We’ve done this upthread. They were mostly terrifying movies when first released. Only with the increasing intensity of horror films over time have they comparatively softened and are now seen as camp. Newspapers of the day hailed them as going too far, too intense, etc.
 

We’ve done this upthread. They were mostly terrifying movies when first released. Only with the increasing intensity of horror films over time have they comparatively softened and are now seen as camp. Newspapers of the day hailed them as going too far, too intense, etc.
We have also done that they where laughable back in the day, since many of us had parents who saw them and laughed at them.

Newspapers will get hysterical about anything, because hysteria sells papers, and you can always find someone with a blue rinse willing to "stand up against moral decay".
 

We have also done that they where laughable back in the day, since many of us had parents who saw them and laughed at them.

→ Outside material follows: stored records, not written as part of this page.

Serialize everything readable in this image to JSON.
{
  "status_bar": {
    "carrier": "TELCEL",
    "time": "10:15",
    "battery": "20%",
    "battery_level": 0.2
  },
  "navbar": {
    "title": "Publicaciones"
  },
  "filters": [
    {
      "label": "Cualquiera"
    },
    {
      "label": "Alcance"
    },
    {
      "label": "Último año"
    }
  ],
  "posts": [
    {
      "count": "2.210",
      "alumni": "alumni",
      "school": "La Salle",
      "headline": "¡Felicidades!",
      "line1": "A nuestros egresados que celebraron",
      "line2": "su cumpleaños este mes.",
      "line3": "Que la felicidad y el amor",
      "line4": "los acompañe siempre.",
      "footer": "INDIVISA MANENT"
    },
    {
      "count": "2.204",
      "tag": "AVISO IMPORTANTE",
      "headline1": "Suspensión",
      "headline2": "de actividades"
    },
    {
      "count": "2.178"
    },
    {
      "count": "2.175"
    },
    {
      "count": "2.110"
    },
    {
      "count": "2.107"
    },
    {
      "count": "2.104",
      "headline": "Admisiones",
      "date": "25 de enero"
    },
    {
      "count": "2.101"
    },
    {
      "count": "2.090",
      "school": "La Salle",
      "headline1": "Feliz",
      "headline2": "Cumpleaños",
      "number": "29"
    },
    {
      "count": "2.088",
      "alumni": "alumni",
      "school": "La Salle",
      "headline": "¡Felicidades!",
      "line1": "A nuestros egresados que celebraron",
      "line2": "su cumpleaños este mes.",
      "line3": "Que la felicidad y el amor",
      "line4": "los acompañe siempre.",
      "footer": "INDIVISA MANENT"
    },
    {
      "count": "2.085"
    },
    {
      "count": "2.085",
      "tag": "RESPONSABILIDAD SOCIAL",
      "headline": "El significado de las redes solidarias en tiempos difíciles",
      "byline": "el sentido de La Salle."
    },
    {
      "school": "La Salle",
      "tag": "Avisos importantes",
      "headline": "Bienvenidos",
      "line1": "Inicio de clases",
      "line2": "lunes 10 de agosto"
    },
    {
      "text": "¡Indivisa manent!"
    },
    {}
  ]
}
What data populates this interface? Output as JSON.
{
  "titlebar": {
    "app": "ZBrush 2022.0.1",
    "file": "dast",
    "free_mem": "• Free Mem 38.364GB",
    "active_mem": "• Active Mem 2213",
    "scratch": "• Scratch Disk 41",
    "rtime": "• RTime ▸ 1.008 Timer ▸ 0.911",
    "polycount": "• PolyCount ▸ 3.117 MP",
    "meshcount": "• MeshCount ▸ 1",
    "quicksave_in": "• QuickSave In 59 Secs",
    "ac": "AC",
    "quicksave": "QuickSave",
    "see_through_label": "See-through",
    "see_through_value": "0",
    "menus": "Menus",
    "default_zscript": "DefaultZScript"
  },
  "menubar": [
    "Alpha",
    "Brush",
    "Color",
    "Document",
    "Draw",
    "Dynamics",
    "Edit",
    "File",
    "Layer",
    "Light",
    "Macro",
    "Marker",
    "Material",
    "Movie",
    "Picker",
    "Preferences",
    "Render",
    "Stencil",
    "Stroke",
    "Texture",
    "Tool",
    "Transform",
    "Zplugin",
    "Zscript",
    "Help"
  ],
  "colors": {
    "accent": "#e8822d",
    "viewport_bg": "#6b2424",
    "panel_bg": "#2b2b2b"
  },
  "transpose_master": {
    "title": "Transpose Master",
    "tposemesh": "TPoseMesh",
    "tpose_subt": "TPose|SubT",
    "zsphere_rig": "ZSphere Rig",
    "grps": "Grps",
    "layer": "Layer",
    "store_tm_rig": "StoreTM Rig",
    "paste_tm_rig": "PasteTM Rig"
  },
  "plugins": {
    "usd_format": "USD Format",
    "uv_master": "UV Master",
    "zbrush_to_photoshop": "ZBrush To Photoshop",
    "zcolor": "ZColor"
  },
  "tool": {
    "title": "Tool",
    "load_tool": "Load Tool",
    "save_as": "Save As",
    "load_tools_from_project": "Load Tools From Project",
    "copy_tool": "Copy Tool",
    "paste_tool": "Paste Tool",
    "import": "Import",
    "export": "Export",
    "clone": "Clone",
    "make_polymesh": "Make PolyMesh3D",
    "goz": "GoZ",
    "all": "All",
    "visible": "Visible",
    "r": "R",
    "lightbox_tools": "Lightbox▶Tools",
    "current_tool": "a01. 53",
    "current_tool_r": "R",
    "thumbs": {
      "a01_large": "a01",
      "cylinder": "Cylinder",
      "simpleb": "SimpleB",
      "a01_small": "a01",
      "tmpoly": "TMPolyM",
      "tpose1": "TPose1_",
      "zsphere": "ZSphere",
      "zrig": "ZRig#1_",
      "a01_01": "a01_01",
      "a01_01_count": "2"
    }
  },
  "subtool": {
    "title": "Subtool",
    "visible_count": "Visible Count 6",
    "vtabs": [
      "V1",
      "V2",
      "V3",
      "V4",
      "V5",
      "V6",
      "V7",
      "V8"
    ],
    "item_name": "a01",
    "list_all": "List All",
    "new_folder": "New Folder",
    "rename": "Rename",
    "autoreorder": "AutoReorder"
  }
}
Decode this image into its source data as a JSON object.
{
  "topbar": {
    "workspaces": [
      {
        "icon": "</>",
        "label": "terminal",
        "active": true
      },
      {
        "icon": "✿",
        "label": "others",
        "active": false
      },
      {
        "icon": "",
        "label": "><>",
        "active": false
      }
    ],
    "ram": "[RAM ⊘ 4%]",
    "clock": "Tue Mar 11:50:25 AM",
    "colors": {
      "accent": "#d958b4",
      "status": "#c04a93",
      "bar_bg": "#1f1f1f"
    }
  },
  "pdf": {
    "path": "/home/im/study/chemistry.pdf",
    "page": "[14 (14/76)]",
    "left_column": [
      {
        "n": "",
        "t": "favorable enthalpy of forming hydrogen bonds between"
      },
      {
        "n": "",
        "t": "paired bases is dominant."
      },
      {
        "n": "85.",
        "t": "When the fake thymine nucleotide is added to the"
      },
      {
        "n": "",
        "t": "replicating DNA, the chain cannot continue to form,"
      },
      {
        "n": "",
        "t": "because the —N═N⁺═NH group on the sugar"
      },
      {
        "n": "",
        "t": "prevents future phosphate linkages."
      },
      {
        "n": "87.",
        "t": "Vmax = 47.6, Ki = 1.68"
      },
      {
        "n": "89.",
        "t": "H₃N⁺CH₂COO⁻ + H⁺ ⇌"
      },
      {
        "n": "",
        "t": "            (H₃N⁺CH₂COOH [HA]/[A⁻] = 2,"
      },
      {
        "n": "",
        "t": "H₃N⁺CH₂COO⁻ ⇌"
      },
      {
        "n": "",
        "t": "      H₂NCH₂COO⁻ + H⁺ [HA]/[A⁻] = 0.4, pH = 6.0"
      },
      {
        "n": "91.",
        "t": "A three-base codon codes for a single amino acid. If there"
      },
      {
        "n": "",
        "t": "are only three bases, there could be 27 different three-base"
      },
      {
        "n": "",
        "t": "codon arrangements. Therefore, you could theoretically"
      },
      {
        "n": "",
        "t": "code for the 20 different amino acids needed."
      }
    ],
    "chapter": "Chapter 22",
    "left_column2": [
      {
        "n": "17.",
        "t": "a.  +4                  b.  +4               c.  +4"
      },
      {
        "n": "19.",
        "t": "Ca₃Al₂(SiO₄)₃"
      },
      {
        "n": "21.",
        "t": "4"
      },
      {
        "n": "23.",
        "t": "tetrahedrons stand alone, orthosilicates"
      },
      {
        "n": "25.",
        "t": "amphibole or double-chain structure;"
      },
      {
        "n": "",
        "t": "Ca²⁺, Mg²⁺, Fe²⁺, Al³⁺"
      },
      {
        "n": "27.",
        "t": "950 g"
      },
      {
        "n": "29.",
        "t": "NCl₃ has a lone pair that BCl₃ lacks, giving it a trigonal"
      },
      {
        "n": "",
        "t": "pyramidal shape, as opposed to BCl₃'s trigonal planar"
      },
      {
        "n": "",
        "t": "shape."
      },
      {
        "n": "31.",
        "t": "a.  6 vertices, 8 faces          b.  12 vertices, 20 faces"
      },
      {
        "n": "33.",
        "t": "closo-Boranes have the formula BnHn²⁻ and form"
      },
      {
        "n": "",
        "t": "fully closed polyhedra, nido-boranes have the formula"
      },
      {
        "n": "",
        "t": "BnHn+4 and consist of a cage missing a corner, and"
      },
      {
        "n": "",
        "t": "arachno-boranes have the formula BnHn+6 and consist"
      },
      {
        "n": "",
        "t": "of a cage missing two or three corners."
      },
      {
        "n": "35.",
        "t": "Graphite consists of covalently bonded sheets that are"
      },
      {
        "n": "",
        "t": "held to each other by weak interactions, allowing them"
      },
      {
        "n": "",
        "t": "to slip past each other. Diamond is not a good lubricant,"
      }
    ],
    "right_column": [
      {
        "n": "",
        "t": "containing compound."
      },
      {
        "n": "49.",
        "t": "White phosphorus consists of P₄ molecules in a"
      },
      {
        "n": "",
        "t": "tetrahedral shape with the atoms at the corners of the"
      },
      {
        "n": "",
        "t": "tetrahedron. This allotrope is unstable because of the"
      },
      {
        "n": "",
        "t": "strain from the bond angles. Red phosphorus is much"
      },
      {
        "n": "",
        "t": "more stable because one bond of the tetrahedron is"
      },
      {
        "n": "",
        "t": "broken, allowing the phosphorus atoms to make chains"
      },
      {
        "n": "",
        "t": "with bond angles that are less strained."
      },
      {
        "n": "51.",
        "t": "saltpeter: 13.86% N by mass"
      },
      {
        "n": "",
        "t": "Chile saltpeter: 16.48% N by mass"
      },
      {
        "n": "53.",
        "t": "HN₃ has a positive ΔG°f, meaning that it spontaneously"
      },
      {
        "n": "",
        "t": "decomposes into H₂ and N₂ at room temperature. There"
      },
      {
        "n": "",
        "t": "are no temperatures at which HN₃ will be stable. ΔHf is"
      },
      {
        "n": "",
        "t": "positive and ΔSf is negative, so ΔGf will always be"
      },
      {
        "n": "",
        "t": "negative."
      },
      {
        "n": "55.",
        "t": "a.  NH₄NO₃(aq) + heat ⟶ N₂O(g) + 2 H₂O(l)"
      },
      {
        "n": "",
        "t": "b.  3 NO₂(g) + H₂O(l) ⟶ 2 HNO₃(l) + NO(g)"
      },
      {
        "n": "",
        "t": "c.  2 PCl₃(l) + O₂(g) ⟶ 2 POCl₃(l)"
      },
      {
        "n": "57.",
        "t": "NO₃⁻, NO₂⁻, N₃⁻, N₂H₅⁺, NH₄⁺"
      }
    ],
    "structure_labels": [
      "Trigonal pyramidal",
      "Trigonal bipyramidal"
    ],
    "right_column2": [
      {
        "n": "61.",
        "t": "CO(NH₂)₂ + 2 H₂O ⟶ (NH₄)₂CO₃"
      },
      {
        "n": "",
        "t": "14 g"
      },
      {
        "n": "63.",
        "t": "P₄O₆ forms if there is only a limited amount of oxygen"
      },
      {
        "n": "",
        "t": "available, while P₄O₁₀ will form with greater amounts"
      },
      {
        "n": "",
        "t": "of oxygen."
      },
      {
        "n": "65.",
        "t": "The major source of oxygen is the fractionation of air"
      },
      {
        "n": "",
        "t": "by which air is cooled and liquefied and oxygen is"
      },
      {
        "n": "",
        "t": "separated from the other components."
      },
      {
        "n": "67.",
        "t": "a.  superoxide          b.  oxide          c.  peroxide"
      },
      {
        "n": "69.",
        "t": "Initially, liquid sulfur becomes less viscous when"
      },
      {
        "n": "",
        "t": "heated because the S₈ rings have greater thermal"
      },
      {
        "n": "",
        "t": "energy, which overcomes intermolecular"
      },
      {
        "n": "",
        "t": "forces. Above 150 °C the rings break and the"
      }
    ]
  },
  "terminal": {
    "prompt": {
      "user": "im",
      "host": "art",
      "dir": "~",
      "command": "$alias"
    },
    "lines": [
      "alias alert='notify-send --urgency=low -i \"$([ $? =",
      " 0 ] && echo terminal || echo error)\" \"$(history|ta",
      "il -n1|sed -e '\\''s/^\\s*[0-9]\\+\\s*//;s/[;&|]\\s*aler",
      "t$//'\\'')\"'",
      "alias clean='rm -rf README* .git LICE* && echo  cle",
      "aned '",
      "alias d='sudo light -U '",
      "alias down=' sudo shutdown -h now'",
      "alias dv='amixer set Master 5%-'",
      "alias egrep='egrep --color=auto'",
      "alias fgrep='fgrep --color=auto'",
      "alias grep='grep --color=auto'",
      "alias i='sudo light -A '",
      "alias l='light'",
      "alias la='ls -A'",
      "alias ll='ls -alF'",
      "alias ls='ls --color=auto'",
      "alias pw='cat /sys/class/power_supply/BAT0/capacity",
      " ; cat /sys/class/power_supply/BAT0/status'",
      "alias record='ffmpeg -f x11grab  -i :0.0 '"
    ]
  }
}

Newspapers will get hysterical about anything, because hysteria sells papers, and you can always find someone with a blue rinse willing to "stand up against moral decay".
I laughed my ass off while I watched the movie Event Horizon in theaters, doesn’t make it a comedy.
 

I laughed my ass off while I watched the movie Event Horizon in theaters, doesn’t make it a comedy.
I quite like Event Horizon but laughed a lot too. Hammer spanned the gamut. I watched hammer in the 80s as a kid and the 90s in high school. Those are the years I first encountered hammer. I found most of the early stuff scary, with an edge of dark humor. Many of the characters were surprisingly cruel and nasty (which I liked). Later movies seemed to be a mix of horror, more camp, and shock (like both the early and later stuff). Sone of the effects were outdated but still worked for me. Most of what I heard from my uncle and parents about hammer was they were violent. They were accustomed to black and white 50s horror so I think that first Dracula movie was probably pretty striking to them. I am sure there may have been things they laughed at (which is fine because horror can be humorous). Heck my grandfather used to laugh watching The Godfather and gangster movies when people died because there is a kind of gallows humor in the way people die in those. Everyone has different reactions to films. But it seems to me the consensus was hammer movies were a bit shocking for their time (might have gotten different reactions in the US versus UK)
 

We have also done that they where laughable back in the day, since many of us had parents who saw them and laughed at them.

Newspapers will get hysterical about anything, because hysteria sells papers, and you can always find someone with a blue rinse willing to "stand up against moral decay".
To be fair, that laughable campy element can be seen as part of the charm, and part of what underlies Ravenloft to begin with.